The earliest known bullet-shooting crossbow was invented in the 16th century. It was a simple, two-string crossbow that shot small projectiles. The earliest forms of ammunition included clay balls, which were rolled and baked to form round, hard bullets. The bow's primary purpose was to shoot birds, as conventional weapons lacked the ability to effectively hunt flying prey. The lighter projectiles from a pellet bow flew faster, so the shooter had a better chance of hitting a moving target.

One of the most important changes to the bullet-shooting crossbow was the strong, upwardly curved bow. This allowed the strings and pouch, which hold and launch the bullet, to be placed away from the rest of the gun. This allowed for a straighter stock or body of the crossbow, which utilizes stronger springs to launch bullets faster and more accurately.

Though it was used extensively for hunting, the bullet-shooting crossbow was not significantly improved until the late 18th century. The English changed the design to allow for a more powerful spring and larger ammunition. The bow was adapted to shoot half ounce lead bullets, which are more accurate and do much more damage than stones and clay pellets.

The bullet-shooting crossbow featured many similarities to the slingshot, a similar weapon. Both feature a pouch that holds a small projectile. In comparison tests, the bullet-shooting crossbow only shoots slightly faster, but much more accurately than the slingshot. A catapult is faster and can be quite accurate, but is not as powerful as the stronger pellet bows and elastic is a relatively modern invention.

With the invention of safe, more powerful, and more accurate rifles, the bullet-shooting crossbow became obsolete shortly after. By the time the 19th century came around, the bow appeared to be on its way out. Gunpowder is much more powerful and destructive than a crossbow, and guns quickly became the new weapon of choice both for hunting and war.

==Uses==
Because most bullet-shooting crossbows use small bullets, the bullet-shooting crossbow was used primarily for hunting. The small caliber rounds are perfect for killing animals like birds and rats. Being a crossbow, it does not produce much sound. Even though more powerful weapons were invented, like the air gun, the bullet-shooting crossbow was used extensively throughout history because it was not loud enough to scare prey off.

==Flaws==
Many intended to use the bullet-shooting crossbow as a weapon of war, but it had its limitations. While the bow worked well on small animals like squirrels and birds, it was not powerful enough to be a reliable weapon in war. The velocity was too low for the bullets or stone to pierce skin, and therefore it did not cause much damage to humans. The bullet-shooting crossbow had the potential to fracture skulls, but as this was the only effective way to take down the enemy, the bullet-shooting crossbow failed to match the standard crossbow, firing bolts or quarrels in wartime.
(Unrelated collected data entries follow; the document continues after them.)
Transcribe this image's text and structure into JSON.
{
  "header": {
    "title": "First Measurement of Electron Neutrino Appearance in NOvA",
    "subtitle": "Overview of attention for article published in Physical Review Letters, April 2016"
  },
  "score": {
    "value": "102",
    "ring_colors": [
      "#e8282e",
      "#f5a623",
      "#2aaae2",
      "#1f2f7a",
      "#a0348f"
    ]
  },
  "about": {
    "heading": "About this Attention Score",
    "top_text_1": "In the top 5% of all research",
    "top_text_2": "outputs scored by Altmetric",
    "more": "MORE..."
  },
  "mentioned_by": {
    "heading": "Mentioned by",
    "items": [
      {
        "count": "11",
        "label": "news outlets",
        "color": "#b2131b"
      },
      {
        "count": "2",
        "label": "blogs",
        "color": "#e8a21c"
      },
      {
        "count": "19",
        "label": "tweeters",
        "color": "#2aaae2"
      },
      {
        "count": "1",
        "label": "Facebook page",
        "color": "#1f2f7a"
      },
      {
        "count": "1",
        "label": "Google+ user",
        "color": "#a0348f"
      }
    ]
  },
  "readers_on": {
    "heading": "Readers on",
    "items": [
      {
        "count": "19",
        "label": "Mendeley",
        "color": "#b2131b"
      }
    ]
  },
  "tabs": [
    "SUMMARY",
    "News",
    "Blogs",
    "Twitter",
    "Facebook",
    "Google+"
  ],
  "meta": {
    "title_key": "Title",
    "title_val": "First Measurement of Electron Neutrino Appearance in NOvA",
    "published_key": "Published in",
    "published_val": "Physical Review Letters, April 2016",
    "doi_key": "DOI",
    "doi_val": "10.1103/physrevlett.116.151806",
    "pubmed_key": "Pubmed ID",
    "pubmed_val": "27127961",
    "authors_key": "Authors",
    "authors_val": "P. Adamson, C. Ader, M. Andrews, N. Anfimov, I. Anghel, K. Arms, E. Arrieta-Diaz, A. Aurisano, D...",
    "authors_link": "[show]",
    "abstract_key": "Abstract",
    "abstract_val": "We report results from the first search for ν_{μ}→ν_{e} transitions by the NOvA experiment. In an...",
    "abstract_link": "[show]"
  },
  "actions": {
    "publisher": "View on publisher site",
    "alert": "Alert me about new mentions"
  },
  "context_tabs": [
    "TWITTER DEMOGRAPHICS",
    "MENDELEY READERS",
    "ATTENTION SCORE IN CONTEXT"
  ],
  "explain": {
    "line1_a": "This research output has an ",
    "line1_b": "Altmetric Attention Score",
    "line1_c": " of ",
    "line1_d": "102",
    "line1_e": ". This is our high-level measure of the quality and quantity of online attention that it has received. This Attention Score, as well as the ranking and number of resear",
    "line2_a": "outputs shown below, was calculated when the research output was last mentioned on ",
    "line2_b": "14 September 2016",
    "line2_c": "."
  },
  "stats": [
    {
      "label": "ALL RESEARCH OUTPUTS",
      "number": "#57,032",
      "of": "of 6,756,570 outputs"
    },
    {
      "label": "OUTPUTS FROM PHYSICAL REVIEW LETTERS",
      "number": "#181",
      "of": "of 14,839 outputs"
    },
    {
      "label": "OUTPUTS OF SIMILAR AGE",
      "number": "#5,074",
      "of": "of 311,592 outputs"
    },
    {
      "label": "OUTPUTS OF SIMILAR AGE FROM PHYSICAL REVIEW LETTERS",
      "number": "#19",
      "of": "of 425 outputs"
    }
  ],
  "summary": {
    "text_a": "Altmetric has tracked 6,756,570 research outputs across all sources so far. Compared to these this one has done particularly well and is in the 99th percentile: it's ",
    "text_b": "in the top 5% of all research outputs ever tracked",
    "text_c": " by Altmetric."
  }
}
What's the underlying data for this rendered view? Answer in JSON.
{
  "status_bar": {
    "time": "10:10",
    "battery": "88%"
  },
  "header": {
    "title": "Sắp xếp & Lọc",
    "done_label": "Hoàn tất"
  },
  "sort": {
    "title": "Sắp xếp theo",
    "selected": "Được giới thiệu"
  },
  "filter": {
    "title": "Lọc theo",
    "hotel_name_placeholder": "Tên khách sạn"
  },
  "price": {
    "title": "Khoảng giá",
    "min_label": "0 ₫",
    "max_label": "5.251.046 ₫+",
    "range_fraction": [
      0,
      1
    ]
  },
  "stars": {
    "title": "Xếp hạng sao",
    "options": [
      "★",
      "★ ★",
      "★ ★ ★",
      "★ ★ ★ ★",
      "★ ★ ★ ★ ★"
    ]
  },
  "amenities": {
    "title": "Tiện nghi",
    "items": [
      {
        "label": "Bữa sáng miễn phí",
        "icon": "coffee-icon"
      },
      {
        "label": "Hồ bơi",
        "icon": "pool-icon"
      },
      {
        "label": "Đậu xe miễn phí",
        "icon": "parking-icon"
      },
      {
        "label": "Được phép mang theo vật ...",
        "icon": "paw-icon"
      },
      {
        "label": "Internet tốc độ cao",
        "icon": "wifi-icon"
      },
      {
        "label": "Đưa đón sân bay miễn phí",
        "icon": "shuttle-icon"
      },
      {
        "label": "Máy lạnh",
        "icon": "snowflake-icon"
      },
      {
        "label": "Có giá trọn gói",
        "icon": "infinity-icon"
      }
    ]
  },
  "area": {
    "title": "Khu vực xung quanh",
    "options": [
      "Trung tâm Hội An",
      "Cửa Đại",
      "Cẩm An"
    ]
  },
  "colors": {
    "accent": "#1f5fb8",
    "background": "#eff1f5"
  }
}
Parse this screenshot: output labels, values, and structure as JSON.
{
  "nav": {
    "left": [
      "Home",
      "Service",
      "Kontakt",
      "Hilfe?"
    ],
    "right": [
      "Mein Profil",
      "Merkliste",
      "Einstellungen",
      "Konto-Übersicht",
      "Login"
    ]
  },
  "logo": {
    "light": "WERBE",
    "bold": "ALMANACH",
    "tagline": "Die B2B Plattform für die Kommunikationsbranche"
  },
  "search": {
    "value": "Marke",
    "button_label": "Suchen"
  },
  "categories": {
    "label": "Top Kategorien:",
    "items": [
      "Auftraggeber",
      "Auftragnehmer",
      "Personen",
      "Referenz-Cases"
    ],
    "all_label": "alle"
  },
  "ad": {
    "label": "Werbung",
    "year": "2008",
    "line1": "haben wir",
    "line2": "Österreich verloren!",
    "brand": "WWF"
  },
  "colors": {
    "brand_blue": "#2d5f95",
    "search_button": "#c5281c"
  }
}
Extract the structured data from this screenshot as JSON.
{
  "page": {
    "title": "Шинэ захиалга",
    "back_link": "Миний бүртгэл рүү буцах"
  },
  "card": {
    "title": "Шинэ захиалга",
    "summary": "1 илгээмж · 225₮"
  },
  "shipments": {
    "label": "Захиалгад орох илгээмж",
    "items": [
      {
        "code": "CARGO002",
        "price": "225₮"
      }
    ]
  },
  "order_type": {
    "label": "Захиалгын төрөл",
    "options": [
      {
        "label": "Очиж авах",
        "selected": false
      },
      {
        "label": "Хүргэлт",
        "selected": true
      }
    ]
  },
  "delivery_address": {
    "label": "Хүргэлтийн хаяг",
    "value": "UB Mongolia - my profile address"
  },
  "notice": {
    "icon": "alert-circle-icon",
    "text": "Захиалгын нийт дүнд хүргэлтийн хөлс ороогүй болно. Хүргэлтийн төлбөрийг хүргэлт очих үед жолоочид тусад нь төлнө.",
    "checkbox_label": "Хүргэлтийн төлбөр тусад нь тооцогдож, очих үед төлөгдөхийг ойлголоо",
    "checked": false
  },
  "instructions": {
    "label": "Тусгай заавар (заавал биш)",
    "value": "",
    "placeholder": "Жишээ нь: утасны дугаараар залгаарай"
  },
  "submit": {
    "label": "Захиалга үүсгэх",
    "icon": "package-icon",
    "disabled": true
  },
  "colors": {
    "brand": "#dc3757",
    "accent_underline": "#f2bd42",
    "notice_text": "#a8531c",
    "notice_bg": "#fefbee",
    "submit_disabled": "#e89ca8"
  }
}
In addition to the low-velocity shots of the bullet-shooting crossbow, the projectiles were not as effective as the bolt on the standard crossbow. The sharp bolts of the crossbow did more damage than the slow-moving, blunt bullets of the bullet-shooting crossbow. Because the standard bolt does more damage, the bullet-shooting crossbow was reserved for hunting smaller animals. There was no reason to use a bolt-shooting crossbow to hunt squirrels when a smaller, less-powerful weapon could get the job done just as effectively.

Another flaw lies in the material of choice: steel. Steel bows require more energy to return the bow to its original position and therefore deliver less energy to the shot itself. Bows made of wood typically shot much faster than those made of steel.